This spring I was lucky enough to spend a few days in Kronberg. The leafy town, half an hour from Frankfurt, is already known for its advanced training courses, with some of the best international string players coaching the younger generations.
Up to now these have mainly been in cello, viola and chamber music, but the organisation is continually widening its offering. In 2007 it started the three-year Kronberg Academy Masters course, and for the first time, this year it offered a week of violin masterclasses.
I arrived to hear the end of a masterclass with Gidon Kremer, by which point he was sitting on a high stool in a packed hall, taking questions and talking about the general state of classical music.
Kremer's speaking style matches his musical one: highly intelligent and original, and brutally honest. He was fairly hard on some of the players who'd performed for him, describing one student as having 'good girl syndrome', telling another their performance was 'not an interpretation'. He expanded: 'You have a Porsche at your disposal but drive by beautiful scenery and don't see it', and, further, 'It's a betrayal just to display your ability to play the violin — it's sad, because it's not about music.'
He explained, 'The goal is to become a personality, or else you are doomed to remain an imitator or a servant of the conductor.' And he was scathing about this lack of personality in today's young players: 'There is so much buzz going around about players who don't have this signature. There is something false in the game.'
Kremer also explained how technical progress runs in a different timescale from that of music: 'Feelings can't match technical progress — sometimes you have to slow down to find friendship, love, musical interpretation.'
Asked about how he knows when his own musical interpretation is wrong, Kremer answered, 'I am a permanent question mark. Always be afraid of those who think they're right.' And his last piece of advice to the rapt audience was that we should dare more — both in music and life: certainly borne out in his own musical interpretations, including his new CD of Mozart, which we review in the July issue.
I was able to visit some of the masterclasses on offer. My French wasn't strong enough to understand the detail of Pavel Vernikov's classes, but they were conducted with a combination of good humour and serious observation.
I was hugely impressed by Christian Tetzlaff's class, though. Great players don't always make good teachers, and often treat masterclasses as a performance opportunity of a non-musical kind, but Tetzlaff was quietly focused on the music and on the dialogue with his students. His depth of knowledge of the particular score and his attention to detail were apparent in his commentary.
Working on the Beethoven Violin Concerto with Rachel Lee, he encouraged her to play less beautifully, where necessary: 'How angry can you be? You can't be angry and beautiful at the same time. Dare to be ugly.' He also explained the speed of the first movement: 'It it gets too slow the timpani line sounds stupid. It should sound expressive, but still feel like a heartbeat.'
From the modern instrument he plays to the unbranded Chinese violin case he carries, Tetzlaff is clearly someone who goes for substance over show, musical truth over ego, and is one of the most interesting violinists around at the moment.
Mauricio Fuks's masterclass was a more extrovert affair, but he has the ability to hit the nail on the head in diagnosing problems, and is a classic pedagogue in knowing the solutions.

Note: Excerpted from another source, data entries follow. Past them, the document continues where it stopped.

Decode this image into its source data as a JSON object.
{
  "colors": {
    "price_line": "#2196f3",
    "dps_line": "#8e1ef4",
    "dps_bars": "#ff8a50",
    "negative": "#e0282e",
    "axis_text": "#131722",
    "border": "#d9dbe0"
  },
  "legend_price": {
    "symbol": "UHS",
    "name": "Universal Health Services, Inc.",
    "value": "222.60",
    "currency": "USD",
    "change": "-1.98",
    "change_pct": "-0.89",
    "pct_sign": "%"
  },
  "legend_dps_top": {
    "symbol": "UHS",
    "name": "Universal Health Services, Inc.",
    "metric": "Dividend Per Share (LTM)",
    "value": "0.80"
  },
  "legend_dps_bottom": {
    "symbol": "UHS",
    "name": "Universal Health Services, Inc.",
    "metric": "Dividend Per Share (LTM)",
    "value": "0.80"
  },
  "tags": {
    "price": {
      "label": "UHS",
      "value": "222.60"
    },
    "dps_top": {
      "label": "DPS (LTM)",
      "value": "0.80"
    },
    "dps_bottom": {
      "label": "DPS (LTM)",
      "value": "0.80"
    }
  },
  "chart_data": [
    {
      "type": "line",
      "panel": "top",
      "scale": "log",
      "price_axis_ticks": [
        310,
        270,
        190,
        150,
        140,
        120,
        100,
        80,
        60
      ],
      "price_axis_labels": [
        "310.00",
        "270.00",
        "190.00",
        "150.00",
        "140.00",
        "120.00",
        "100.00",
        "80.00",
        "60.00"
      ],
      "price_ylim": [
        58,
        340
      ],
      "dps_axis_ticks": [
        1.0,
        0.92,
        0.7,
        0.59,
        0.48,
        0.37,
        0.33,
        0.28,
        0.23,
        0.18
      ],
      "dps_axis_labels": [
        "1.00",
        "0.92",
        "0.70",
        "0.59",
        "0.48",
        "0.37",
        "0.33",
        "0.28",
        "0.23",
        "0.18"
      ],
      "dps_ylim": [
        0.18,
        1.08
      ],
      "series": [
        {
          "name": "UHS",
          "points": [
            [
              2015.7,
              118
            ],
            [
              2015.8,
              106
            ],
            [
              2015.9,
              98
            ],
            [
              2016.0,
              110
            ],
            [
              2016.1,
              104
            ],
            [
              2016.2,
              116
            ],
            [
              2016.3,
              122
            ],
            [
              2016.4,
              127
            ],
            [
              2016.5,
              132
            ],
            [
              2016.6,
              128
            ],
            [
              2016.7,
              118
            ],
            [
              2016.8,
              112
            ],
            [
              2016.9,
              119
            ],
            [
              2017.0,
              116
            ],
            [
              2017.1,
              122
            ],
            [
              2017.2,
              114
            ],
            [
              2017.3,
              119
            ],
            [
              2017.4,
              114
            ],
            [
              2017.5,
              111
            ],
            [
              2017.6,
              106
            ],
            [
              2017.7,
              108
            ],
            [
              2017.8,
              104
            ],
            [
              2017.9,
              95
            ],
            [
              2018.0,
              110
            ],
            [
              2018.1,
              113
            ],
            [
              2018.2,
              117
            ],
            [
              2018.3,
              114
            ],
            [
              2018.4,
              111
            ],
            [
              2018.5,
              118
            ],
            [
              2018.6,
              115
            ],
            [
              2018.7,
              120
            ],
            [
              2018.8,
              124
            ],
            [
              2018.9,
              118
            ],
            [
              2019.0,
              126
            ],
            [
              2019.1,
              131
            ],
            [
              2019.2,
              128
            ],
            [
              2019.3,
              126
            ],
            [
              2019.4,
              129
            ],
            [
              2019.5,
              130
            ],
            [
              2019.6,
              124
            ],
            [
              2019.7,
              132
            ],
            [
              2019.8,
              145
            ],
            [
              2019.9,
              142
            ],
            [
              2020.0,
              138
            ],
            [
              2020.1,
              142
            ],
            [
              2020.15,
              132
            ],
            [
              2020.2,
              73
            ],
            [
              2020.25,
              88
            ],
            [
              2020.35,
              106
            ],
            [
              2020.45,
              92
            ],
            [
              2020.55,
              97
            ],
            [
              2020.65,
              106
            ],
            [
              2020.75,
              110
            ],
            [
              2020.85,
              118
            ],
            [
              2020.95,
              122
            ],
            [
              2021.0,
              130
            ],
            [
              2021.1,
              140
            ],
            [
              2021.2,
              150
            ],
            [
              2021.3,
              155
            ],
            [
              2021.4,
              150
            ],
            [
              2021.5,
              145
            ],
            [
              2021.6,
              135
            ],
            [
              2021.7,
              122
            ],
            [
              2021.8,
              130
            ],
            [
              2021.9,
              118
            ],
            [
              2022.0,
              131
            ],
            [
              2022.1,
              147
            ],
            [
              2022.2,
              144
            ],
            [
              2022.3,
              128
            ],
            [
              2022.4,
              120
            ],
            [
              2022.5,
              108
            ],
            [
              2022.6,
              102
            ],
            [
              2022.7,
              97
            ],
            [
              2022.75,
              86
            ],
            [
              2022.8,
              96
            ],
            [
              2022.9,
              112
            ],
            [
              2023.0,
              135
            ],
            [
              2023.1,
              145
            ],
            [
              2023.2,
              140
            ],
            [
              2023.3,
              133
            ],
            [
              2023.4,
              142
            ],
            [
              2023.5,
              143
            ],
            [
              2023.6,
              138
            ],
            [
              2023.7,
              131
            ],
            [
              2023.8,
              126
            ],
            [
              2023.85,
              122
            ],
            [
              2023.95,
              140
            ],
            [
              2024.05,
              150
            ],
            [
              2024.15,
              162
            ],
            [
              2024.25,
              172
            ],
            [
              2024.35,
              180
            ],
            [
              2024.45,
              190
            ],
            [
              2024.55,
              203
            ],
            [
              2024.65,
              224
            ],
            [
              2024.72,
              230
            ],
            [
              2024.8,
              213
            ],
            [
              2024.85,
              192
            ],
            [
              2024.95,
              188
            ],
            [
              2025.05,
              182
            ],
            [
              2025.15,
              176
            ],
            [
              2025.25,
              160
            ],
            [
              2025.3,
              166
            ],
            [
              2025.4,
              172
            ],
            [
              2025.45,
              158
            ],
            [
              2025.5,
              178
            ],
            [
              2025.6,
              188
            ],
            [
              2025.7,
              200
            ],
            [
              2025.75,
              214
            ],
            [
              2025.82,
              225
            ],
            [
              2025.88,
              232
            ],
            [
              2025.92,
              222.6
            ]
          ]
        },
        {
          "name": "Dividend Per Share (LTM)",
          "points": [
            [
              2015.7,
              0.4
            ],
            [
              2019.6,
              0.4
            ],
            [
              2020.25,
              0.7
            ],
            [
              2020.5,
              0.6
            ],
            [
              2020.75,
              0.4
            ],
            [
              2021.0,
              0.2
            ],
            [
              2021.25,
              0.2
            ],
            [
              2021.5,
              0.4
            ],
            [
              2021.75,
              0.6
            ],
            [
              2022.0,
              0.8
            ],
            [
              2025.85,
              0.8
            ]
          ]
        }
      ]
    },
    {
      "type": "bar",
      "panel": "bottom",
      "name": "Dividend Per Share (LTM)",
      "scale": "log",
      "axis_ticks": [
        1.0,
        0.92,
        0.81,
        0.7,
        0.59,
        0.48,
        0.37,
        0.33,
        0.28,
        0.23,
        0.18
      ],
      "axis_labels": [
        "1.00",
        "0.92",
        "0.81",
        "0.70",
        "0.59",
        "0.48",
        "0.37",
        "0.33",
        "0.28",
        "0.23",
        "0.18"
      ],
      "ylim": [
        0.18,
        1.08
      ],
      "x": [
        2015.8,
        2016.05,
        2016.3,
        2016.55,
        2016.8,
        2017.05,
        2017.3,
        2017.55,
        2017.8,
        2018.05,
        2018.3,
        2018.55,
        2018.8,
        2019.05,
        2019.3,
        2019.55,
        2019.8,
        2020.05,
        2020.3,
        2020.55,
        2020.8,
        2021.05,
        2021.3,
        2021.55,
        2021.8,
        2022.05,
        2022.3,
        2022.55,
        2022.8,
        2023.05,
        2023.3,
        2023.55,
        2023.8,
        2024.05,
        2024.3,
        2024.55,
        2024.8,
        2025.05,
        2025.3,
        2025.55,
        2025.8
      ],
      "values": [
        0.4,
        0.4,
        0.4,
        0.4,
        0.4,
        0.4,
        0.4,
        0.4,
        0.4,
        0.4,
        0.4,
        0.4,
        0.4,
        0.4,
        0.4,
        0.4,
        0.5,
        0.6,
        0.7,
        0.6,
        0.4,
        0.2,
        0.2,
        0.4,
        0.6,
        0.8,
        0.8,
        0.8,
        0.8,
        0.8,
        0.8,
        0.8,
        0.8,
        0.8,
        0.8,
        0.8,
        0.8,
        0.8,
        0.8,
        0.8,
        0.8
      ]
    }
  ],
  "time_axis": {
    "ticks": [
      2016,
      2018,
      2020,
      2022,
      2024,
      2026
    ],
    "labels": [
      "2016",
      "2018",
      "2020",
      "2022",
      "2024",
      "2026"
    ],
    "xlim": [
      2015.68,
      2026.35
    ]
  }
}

Interestingly, these are often quite tactile, getting a student to rest their hand on his right hand to get a feel for the bow direction, saying, 'The less you hold the bow the more it will do for you.'
But he is full of good advice too, explaining the point of technique: 'Technique is amassing the tools to be artistic. Before being an artist you have to be an artisan, otherwise you are lying to yourself.' He is also full of lovely metaphors: 'The violin is a sofa, the bow is you — you want to rest in the sofa'. Or, making fun of the way a student drops their violin when they're about to place the bow on it, 'The violin and the bow want to keess each other,' delivered with his delicious Chico Marx accent and a loud kissing noise. Advice that I doubt the student will ever forget!
There were two evening concerts while I was there, one with Indian violinist Lakshminarayana Subramaniam and the other with the inimitable Roby Lakatos (whom I have interviewed for our August Masterclass feature).

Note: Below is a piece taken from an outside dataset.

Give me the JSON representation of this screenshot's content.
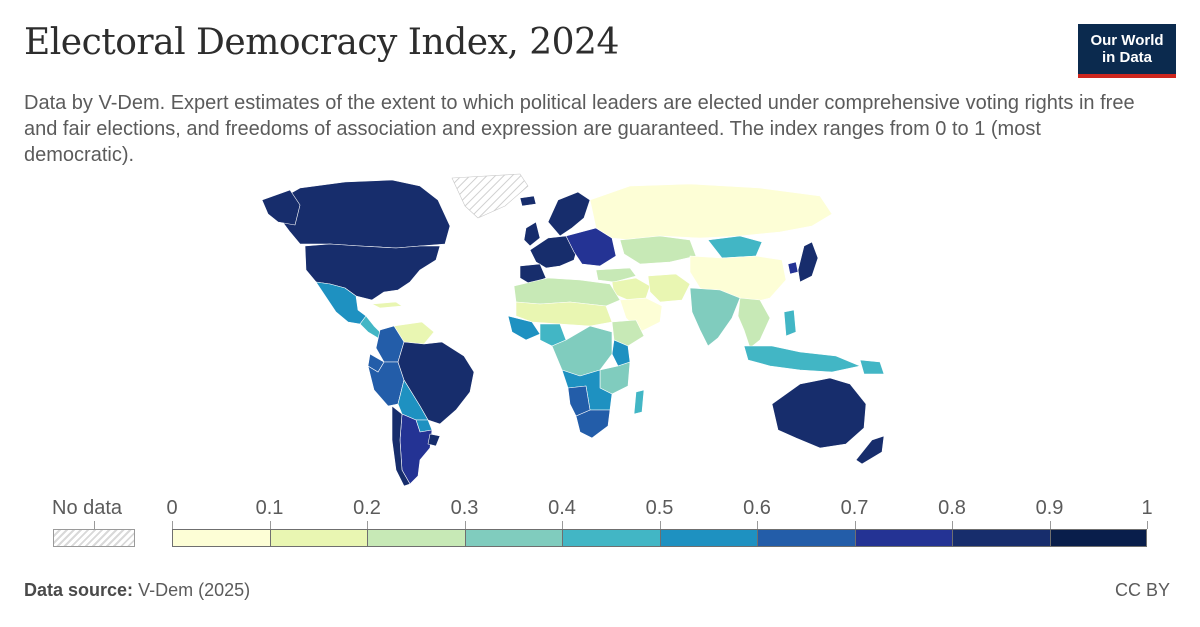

It's difficult to think of two more contrasting musical styles, the Indian Karnatak music being almost mathematical in its logic and drawing an intense, spiritual concentration from the listener. Lakatos on the other hand, induces a smile from ear to ear throughout, and had the audience, who initially started hissing him for being ten minutes late, eating out of his hands.
The invitation of the two groups is indicative of the breadth of approach of the school, and how it's trying to encourage its students to be open-minded about music in all its forms.
The challenge with masterclasses is how they can actually change students in such a short time: they can only succeed inasmuch as the students themselves have the capacity to change. The standards of the playing that I saw were very high, although there was a whole range of ability in this respect. Fuks is philosophical about this, though, telling one student about some technical aspect: 'The day that you start to hate that, you will change it. But you have to hate it.'
This reminded me of the old joke about how many psychoanalysts it takes to change a lightbulb: one — but it has to want to change. And maybe masterclasses are just part of this process of understanding what you do, working out what you want to do, and getting to that point. I certainly came away envying the students the wonderful opportunities they had during the week, and hoping that one day Kronberg might see its way to starting a course for amateurs like me!